Search code examples
apache-sparkpipelineapache-spark-ml

Dealing with dynamic columns with VectorAssembler


Using sparks vector assembler the columns to be assembled need to be defined up front.

However, if using the vector-assembler in a pipeline where the previous steps will modify the columns of the data frame how can I specify the columns without hard coding all the value manually?

As df.columns will not contain the right values when the constructor is called of vector-assembler currently I do not see another way to handle that or to split the pipeline - which is bad as well because CrossValidator will no longer properly work.
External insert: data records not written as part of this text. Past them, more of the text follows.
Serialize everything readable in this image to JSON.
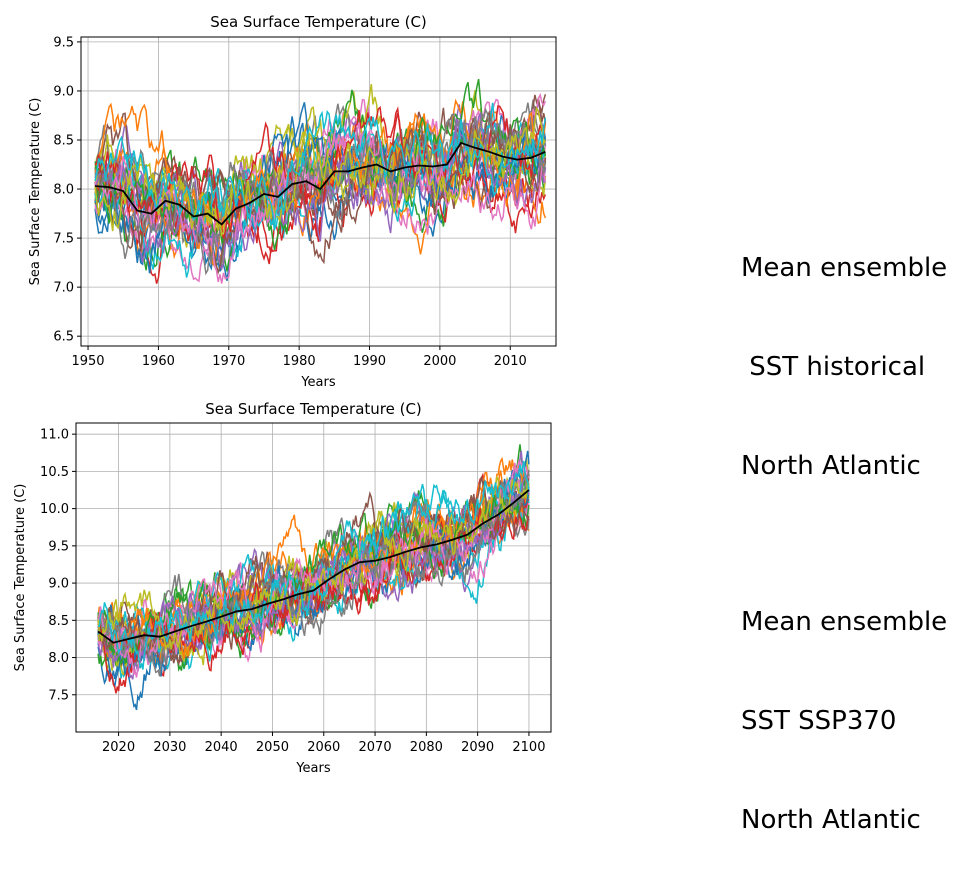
{
  "chart_data": [
    {
      "type": "line",
      "title": "Sea Surface Temperature (C)",
      "xlabel": "Years",
      "ylabel": "Sea Surface Temperature (C)",
      "xlim": [
        1949,
        2016.5
      ],
      "ylim": [
        6.4,
        9.55
      ],
      "xticks": [
        1950,
        1960,
        1970,
        1980,
        1990,
        2000,
        2010
      ],
      "yticks": [
        6.5,
        7.0,
        7.5,
        8.0,
        8.5,
        9.0,
        9.5
      ],
      "ytick_labels": [
        "6.5",
        "7.0",
        "7.5",
        "8.0",
        "8.5",
        "9.0",
        "9.5"
      ],
      "grid": true,
      "x_start": 1951,
      "x_end": 2015,
      "ensemble_size": 30,
      "ensemble_spread": 0.38,
      "mean_series": {
        "name": "Ensemble mean",
        "color": "#000000",
        "x": [
          1951,
          1953,
          1955,
          1957,
          1959,
          1961,
          1963,
          1965,
          1967,
          1969,
          1971,
          1973,
          1975,
          1977,
          1979,
          1981,
          1983,
          1985,
          1987,
          1989,
          1991,
          1993,
          1995,
          1997,
          1999,
          2001,
          2003,
          2005,
          2007,
          2009,
          2011,
          2013,
          2015
        ],
        "values": [
          8.03,
          8.02,
          7.98,
          7.78,
          7.75,
          7.88,
          7.84,
          7.72,
          7.75,
          7.64,
          7.8,
          7.86,
          7.95,
          7.92,
          8.05,
          8.08,
          8.0,
          8.18,
          8.18,
          8.22,
          8.25,
          8.18,
          8.22,
          8.24,
          8.23,
          8.25,
          8.47,
          8.42,
          8.38,
          8.33,
          8.3,
          8.32,
          8.38
        ]
      }
    },
    {
      "type": "line",
      "title": "Sea Surface Temperature (C)",
      "xlabel": "Years",
      "ylabel": "Sea Surface Temperature (C)",
      "xlim": [
        2011.7,
        2104.3
      ],
      "ylim": [
        7.0,
        11.15
      ],
      "xticks": [
        2020,
        2030,
        2040,
        2050,
        2060,
        2070,
        2080,
        2090,
        2100
      ],
      "yticks": [
        7.5,
        8.0,
        8.5,
        9.0,
        9.5,
        10.0,
        10.5,
        11.0
      ],
      "ytick_labels": [
        "7.5",
        "8.0",
        "8.5",
        "9.0",
        "9.5",
        "10.0",
        "10.5",
        "11.0"
      ],
      "grid": true,
      "x_start": 2016,
      "x_end": 2100,
      "ensemble_size": 30,
      "ensemble_spread": 0.36,
      "mean_series": {
        "name": "Ensemble mean",
        "color": "#000000",
        "x": [
          2016,
          2019,
          2022,
          2025,
          2028,
          2031,
          2034,
          2037,
          2040,
          2043,
          2046,
          2049,
          2052,
          2055,
          2058,
          2061,
          2064,
          2067,
          2070,
          2073,
          2076,
          2079,
          2082,
          2085,
          2088,
          2091,
          2094,
          2097,
          2100
        ],
        "values": [
          8.35,
          8.2,
          8.25,
          8.3,
          8.28,
          8.35,
          8.42,
          8.48,
          8.55,
          8.62,
          8.65,
          8.72,
          8.78,
          8.85,
          8.9,
          9.05,
          9.18,
          9.28,
          9.3,
          9.35,
          9.42,
          9.48,
          9.52,
          9.58,
          9.65,
          9.8,
          9.92,
          10.08,
          10.25
        ]
      }
    }
  ],
  "side_labels": {
    "top": [
      "Mean ensemble",
      " SST historical",
      "North Atlantic"
    ],
    "bottom": [
      "Mean ensemble",
      "SST SSP370",
      "North Atlantic"
    ]
  },
  "colors": {
    "palette": [
      "#1f77b4",
      "#ff7f0e",
      "#2ca02c",
      "#d62728",
      "#9467bd",
      "#8c564b",
      "#e377c2",
      "#7f7f7f",
      "#bcbd22",
      "#17becf"
    ],
    "grid": "#b0b0b0",
    "axis": "#000000"
  }
}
val vectorAssembler = new VectorAssembler()
    .setInputCols(df.columns
      .filter(!_.contains("target"))
      .filter(!_.contains("idNumber")))
    .setOutputCol("features")

edit

initial df of

---+------+---+-
|foo|   id|baz|
+---+------+---+
|  0| 1    |  A|
|  1|2     |  A|
|  0| 3    |  null|
|  1| 4    |  C|
+---+------+---+

will be transformed as follows. You can see that nan values will be imputed for original columns with most frequent and some features derived e.g. as outlined here isA which is 1 if baz is A, 0 otherwise and if null originally N

+---+------+---+-------+
|foo|id    |baz| isA    |
+---+------+---+-------+
|  0| 1    |  A| 1      |
|  1|2     |  A|1       |
|  0| 3    |   A|    n  |
|  1| 4    |  C|    0   |
+---+------+---+-------+

Later on in the pipeline, a stringIndexer is used to make the data fit for ML / vectorAssembler.

isA is not present in the original df, but not the "only" output column all the columns in this frame except foo and an id column should be transformed by the vector assembler.

I hope it is clearer now.


Solution

  • I created a custom vector assembler (1:1 copy of original) and then changed it to include all columns except some which are passed to be excluded.

    edit

    To make it a bit clearer

    def setInputColsExcept(value: Array[String]): this.type = set(inputCols, value)
    

    specifies which columns should be excluded. And then

    val remainingColumns = dataset.columns.filter(!$(inputCols).contains(_))
    

    in the transform method is filtering for desired columns.